Komisi B Tolak Pengenaan Pajak 10 Persen Pada Gula Petani

DPRD Jatim, bhirawa
Komisi B DPRD Jatim dengan tegas menolak rencana pemerintah pusat yang akan memungut Pajak Pertambahan Nilai (PPN) 10 persen untuk gula tebu, sebagai salah satu solusi menutup defisit Anggaran Belanja Negara (APBN). Langkah tersebut dianggap tepat dengan melihat kondisi petani tebu yang saat ini hanya mendapatkan posisi 15 persen dari total kebutuhan gula di Indonesia. Bahkan waktu itu Gubernur Jatim Soekarwo mengaku kebijakan tersebut kurang tepat sehingga pihaknya tidak setuju.
Anggota Komisi B DPRD Jatim, Agus Maimun menegaskan jika pungutan sebesar 10 persen dikembalikan ke masyarakat melalui penanaman tebu rakyat dibeberapa perusahaan gula swasta yang mengimpor row sugar tak ada masalah. Tapi jika itu semata-mata hanya ingin mendpngkrak APBN, dewan sangat tidak setuju. Ini karena posisi gula rakyat tidak bisa bersaing dengan gula impor yang saat ini selain digunakan untuk kebutuhan perusahaan makan minuman juga konsumsi masyarakat. Sementara untuk gula masyarakat hanya terserap 15 persen.
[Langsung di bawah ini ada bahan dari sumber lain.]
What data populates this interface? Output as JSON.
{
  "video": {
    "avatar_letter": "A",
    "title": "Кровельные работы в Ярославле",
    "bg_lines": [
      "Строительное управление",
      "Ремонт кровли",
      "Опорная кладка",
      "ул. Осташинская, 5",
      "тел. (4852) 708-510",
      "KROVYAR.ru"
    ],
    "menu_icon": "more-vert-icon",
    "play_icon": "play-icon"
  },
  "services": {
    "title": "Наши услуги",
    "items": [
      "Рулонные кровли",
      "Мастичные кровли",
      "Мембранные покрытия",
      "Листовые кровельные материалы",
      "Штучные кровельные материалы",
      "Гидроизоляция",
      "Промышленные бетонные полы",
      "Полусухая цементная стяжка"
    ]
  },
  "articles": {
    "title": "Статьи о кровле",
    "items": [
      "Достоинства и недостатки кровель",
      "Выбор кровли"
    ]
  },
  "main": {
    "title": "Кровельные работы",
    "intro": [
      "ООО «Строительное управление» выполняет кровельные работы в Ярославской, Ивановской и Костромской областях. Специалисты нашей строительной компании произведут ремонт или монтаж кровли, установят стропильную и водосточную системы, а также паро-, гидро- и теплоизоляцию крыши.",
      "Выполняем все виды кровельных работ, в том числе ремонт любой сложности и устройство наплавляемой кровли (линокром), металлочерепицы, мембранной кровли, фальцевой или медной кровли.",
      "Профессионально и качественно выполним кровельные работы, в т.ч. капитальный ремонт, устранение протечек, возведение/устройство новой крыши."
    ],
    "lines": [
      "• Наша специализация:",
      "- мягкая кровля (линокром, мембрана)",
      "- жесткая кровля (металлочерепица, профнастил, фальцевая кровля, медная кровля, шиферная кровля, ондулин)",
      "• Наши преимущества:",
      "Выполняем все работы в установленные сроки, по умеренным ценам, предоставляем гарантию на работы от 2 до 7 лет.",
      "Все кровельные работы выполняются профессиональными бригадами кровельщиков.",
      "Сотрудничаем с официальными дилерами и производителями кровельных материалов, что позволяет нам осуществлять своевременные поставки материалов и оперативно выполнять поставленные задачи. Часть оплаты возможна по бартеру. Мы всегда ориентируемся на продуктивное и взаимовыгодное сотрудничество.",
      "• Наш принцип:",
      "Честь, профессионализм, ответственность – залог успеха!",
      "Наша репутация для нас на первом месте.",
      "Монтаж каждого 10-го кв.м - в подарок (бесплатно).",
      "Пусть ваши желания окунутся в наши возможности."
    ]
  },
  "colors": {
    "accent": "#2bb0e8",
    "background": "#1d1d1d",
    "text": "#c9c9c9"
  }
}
‘Jujur saat ini petani tebu menangis karena tebu yang digiling di sejulah PTPN tidak mampu terserap di masyarakat. Sesuai data yang ada hanya sebesar 15 persen saja. Sedang 85 persen dikuasai gula impor. Nah, sekarang akan dibebani 10 persen, tentu saja sangat berat bagi mereka dan ini akan membuat pabrik gula milik PTPN akan gulung tikar alias tutup karena petani tak lagi tanam tebu,”tegas politikus asal PAN ini, Minggu (16/7).
Sebaliknya, dengan kondisi seperti ini seharusnya pemerintah pusat melindungi para petani tebu, bukan sebaliknya. Diantaranya dengan melakukan revitalisasi di sejumlah pabrik gula milik PTPN. Dengan begitu gula petani dapat bersaing dengan gula impor yang kini membanjiri pasar lokal.
Hal senada juga diungkapkan Anggota Komisi B yang lain, Pranaya Yudha. Menurutnya, upaya yang tepat dilakukan pemerintah untuk menutup defisit anggaran adalah melakukan restrukturisasi moneter, bukan malah membebani rakyat, apalagi petani tebu dengan cara memungut pajak 10 persen.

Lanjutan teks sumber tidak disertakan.